Зашумела под колесами вода, молоденькие елочки, качая зелеными лапками, указывали путь. Мишка — опытный шофер, он всегда чувствовал дорогу так, словно не в кабине сидел, а босиком по ней шел. Злоба постепенно угасала в нем, будто ее захлестнула вода, бегущая перед колесами. Лежневка уходила в воду, мягко ложась на грунт, и машина шла по ней как обычно. Ничего сверхъестественного, не страшней, чем через лужу переехать. Мишка с уважением покосился на инженера. Придумал, черт башковитый! Недаром ему орденов понавешали. Наверное, такое выдумывал, что немцы на том свете сидят и до сих пор удивляются.

Злясь на свои мысли. Мишка утешался тем, что по такой лежневке гробануться может только шофер, не уважающий себя.

А в общем, леший их всех дери, с их любовью! Фашистам все равно дыханья остается на один глоток. А там — дорога у Мишки широкая. Пусть пропадают в этой тайге!

— Ну? — спросил Виталий Осипович. — Страшно?

Мишка угрюмо промолчал.

Стоя на лесобирже под погрузкой, они покурили.
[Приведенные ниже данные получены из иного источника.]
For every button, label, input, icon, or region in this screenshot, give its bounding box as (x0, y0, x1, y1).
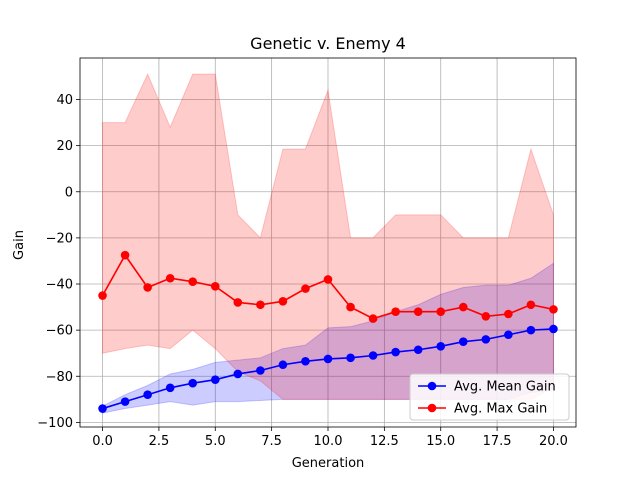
y-tick-label: 20 (56, 139, 73, 154)
legend-marker-0 (427, 381, 437, 391)
series-lines (98, 250, 558, 413)
legend-marker-1 (427, 403, 437, 413)
series-1-point (143, 283, 152, 292)
series-0-point (436, 341, 446, 351)
series-0-point (504, 330, 513, 340)
series-0-point (188, 378, 198, 388)
chart-title: Genetic v. Enemy 4 (250, 34, 406, 53)
legend-label-1: Avg. Max Gain (454, 402, 547, 417)
series-0-point (526, 325, 536, 335)
series-0-point (233, 369, 243, 379)
series-1-point (346, 302, 355, 312)
legend-label-0: Avg. Mean Gain (454, 380, 556, 395)
series-1-point (233, 298, 243, 307)
x-tick-label: 2.5 (149, 434, 170, 449)
x-tick-label: 20.0 (539, 434, 568, 449)
series-0-point (458, 337, 468, 346)
legend-box (409, 373, 570, 421)
x-tick-label: 5.0 (205, 434, 226, 449)
plot-frame (79, 57, 577, 428)
x-tick-label: 10.0 (314, 434, 343, 449)
series-0-point (413, 345, 423, 355)
series-1-point (210, 282, 220, 291)
x-tick-label: 7.5 (261, 434, 282, 449)
series-0-point (346, 353, 355, 363)
series-1-point (549, 305, 558, 314)
series-0-point (323, 354, 333, 364)
series-1-point (436, 307, 446, 316)
y-tick-label: −100 (37, 416, 73, 431)
series-1-point (301, 284, 310, 293)
series-0-point (301, 356, 310, 366)
series-0-point (481, 335, 491, 344)
series-0-point (368, 351, 378, 360)
series-1-point (481, 312, 491, 321)
series-1-point (458, 302, 468, 312)
axes: 0.0 2.5 5.0 7.5 10.0 12.5 15.0 17.5 20.0 −100 −80 −… (37, 57, 577, 449)
series-1-point (323, 275, 333, 284)
series-1-point (120, 250, 130, 260)
x-tick-label: 0.0 (92, 434, 113, 449)
series-1-point (165, 273, 175, 283)
y-tick-label: −80 (46, 370, 73, 385)
series-0-point (98, 404, 107, 413)
series-1-point (188, 277, 198, 287)
y-tick-label: 40 (56, 93, 73, 108)
series-0-point (391, 347, 400, 357)
series-1-point (368, 314, 378, 323)
legend: Avg. Mean Gain Avg. Max Gain (409, 373, 570, 421)
series-0-point (256, 366, 265, 375)
series-1-point (278, 297, 288, 306)
series-0-point (549, 324, 558, 334)
x-axis-label: Generation (292, 456, 365, 471)
series-1-point (98, 291, 107, 300)
series-0-point (143, 390, 152, 400)
series-0-point (165, 383, 175, 393)
series-0-point (278, 360, 288, 370)
series-0-point (120, 397, 130, 406)
x-tick-label: 15.0 (426, 434, 455, 449)
y-axis-label: Gain (12, 230, 27, 260)
y-tick-label: 0 (65, 185, 73, 200)
x-tick-label: 17.5 (483, 434, 512, 449)
series-0-point (210, 375, 220, 385)
series-1-point (256, 300, 265, 310)
series-1-point (526, 300, 536, 310)
y-tick-label: −40 (46, 278, 73, 293)
series-1-point (391, 307, 400, 316)
series-1-point (504, 309, 513, 319)
series-1-point (413, 307, 423, 316)
y-tick-label: −60 (46, 324, 73, 339)
x-tick-label: 12.5 (370, 434, 399, 449)
y-tick-label: −20 (46, 231, 73, 246)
Бригадир грузчиков спросил, не довольно ли класть: дорога непривычная.

Виталий Осипович не ответил, давая слово шоферу. Мишка презрительно блеснул глазами.

— Давай полный воз!

У пятой диспетчерской их встретили с радостным волнением, какое наступает вслед за напряженным ожиданием. Шоферы успели поспорить на интерес. Проигравшие, обрадованные не меньше, чем выигравшие, вытряхивали кисеты — спорили на табак.

Потом водители сели на свои лесовозы и один за одним поползли по водяной глади.

Корнев ушел в диспетчерскую. По телефону он докладывал в леспромхоз, что все благополучно, что риск вполне подтвержден опытом, что первый провел машину Баринов и его надо премировать, потому что он вообще парень толковый, таких бы побольше, — настоящий таежный шофер.

Мишка слушал и думал: «Черта с два, так я и остался здесь, по дешевке не купите». Интересно, что еще скажут о нем? Но в это время подошла Женя.

— Ну, здравствуй, герой!

— Здравствуй, — задохнулся он.

— И — до свиданья! — засмеялась она, но, заметив его недоуменный взгляд, пояснила: — Ну, конечно. Тебе на лесозавод, а я тут останусь. У меня перемена в жизни. Я теперь в дневную перешла. Ты — тоже. Будем часто встречаться.

Но она так ясно, так дружески спокойно смотрела на него, что Мишка понял: ему-то никаких перемен ждать не приходится.